O cenário é uma mesa de bar na Galícia, comunidade autônoma no noroeste da Espanha. Nesse ambiente escuro, notavelmente abafado e claustrofóbico, galegos de meia-idade conversam enquanto jogam dominó. A câmera passeia pelos seus rostos, pelo jogo à mesa, pelos copos vazios e pelo grande homem que, bebendo sentado à bancada, parece estar alheio ao assunto.

"Quando acha que foi o último francês mandado à guilhotina?", Xan, personagem de Luis Zahera, pergunta. Em 1977, ele mesmo responde, acrescentando "maldito país de selvagens".

Cena do filme 'As Bestas', de Rodrigo Sorogoyen
O ator Denis Ménochet do filme 'As Bestas', de Rodrigo Sorogoyen - Divulgação

Essa cena, que poderia ser apenas frívola num ambiente rural, ganha contornos de suspense em "As Bestas" e antecipa uma das principais marcas do longa dirigido por Rodrigo Sorogoyen —o mergulho na violenta complexidade das relações humanas, ressaltado por subjetividades capazes de, num espaço de opressão generalizada, suspender qualquer tentativa moral de categorização.

Isso porque é diante do preconceito e do ressentimento que Xan interpela o grande homem da bancada —o protagonista Antoine, interpretado por Denis Ménochet— quando este se dirige à saída.

São esses sentimentos, misturados ao desejo de ascensão social e ao medo do abandono, que fazem escalar a xenofobia implícita nesse que é um dos primeiros diálogos do filme a uma tortura psicológica e concreta frente àquilo que é estrangeiro.

Antoine é francês, casado com Olga, papel de Marina Foïs, uma mulher também francesa. Juntos, eles se mudaram para a Galícia, onde restauram casas abandonadas, muitas delas em ruínas, para devolver os imóveis, sem fins lucrativos, à população. É um modo de dar de volta à comunidade, como ele mesmo explica, tudo aquilo que recebeu.

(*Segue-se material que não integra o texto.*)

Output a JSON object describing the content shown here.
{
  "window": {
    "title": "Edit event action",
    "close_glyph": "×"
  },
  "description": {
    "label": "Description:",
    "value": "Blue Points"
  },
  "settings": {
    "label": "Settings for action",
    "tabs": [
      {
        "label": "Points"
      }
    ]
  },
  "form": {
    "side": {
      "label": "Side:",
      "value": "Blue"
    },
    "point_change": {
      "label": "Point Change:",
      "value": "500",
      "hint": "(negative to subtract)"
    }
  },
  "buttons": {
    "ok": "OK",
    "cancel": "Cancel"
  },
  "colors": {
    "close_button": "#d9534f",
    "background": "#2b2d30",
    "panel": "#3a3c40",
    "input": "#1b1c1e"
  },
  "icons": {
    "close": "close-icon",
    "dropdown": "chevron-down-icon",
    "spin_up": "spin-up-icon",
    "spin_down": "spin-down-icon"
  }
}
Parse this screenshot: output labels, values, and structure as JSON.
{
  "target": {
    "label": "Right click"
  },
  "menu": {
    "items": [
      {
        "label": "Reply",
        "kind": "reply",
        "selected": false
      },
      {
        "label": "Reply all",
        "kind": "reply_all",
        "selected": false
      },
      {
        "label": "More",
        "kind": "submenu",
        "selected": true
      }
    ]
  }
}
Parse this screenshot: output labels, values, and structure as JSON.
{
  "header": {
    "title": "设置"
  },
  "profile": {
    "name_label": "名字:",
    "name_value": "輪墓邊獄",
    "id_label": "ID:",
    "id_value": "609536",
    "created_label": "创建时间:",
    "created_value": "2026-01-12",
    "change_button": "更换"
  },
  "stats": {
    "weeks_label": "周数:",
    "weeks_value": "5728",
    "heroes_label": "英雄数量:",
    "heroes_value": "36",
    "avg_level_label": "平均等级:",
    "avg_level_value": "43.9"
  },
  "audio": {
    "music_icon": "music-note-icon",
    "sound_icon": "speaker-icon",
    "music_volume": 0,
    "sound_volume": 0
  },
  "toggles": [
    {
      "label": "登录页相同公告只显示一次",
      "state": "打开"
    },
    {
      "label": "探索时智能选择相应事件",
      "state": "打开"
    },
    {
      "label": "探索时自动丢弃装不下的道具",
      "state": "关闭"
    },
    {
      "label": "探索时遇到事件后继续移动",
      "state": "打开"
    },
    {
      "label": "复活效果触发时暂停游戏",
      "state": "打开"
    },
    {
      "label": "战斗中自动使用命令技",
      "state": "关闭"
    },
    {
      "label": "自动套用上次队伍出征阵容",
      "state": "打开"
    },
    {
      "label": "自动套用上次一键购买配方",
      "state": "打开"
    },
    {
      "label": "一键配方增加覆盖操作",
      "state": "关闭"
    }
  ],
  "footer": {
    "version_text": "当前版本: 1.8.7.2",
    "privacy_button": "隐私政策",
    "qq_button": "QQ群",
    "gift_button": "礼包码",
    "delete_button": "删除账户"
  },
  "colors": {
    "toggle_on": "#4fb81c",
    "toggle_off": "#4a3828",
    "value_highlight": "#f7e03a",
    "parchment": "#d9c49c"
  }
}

Mas ele é também visto como um empecilho pelos homens dessa mesma comunidade por votar contra a instalação de um parque eólico na região, empreendimento que, como acreditam parte desses homens, pode alterar a condição de miséria em que vivem.

Frente a esse embate, é necessário domar o homem, tal como são domesticados os cavalos selvagens que habitam os arredores.

A construção da violência no longa de Sorogoyen ocorre em crescente quando são estabelecidos os signos da diferença entre aquele que chega e aquele que lá está. O que se inicia como um aparente descontentamento se revela mais profundo, e o conflito, que até então estava contido às brincadeiras de mau gosto e às ameaças veladas, se torna tangível.

Concomitante à presença do perigo, ainda resta espaço para discutir a ineficiência e o desinteresse das autoridades, que insistem em manter no âmbito privado uma discussão que é pública; as construções das masculinidades e das feminilidades, que dão contexto e subtrama à representação daquilo que se mostra agressivo; e as diferenças culturais de povos seculares, que se manifestam nas formas mais simples de apreender o mundo.

Um exemplo que impressiona é a confiança que Antoine deposita numa filmadora, usada simultaneamente como instrumento de defesa e ataque diante das ações, materiais, do inimigo autodeclarado.

Ao passo em que o equipamento indica, com certa precisão, o hábito atual de registrar para constranger, ele acaba se mostrando ineficiente ao longo da narrativa. Não só porque a câmera é incapaz de, por si própria, salvar seu portador, mas porque a lógica por trás do ato de intimidação faz pouco sentido num espaço que funciona segundo outras regras e costumes.

Toda essa ambientação faz com que "As Bestas" se torne um filme inquieto, tenso, prestes a explodir. E a Galícia, registrada em seu esplendor bucólico, com planos abertos capazes de singularizar a beleza na imensidão, é transformada num microcosmo do que pode ser a sociedade europeia contemporânea, tão aterrorizada quanto perversa.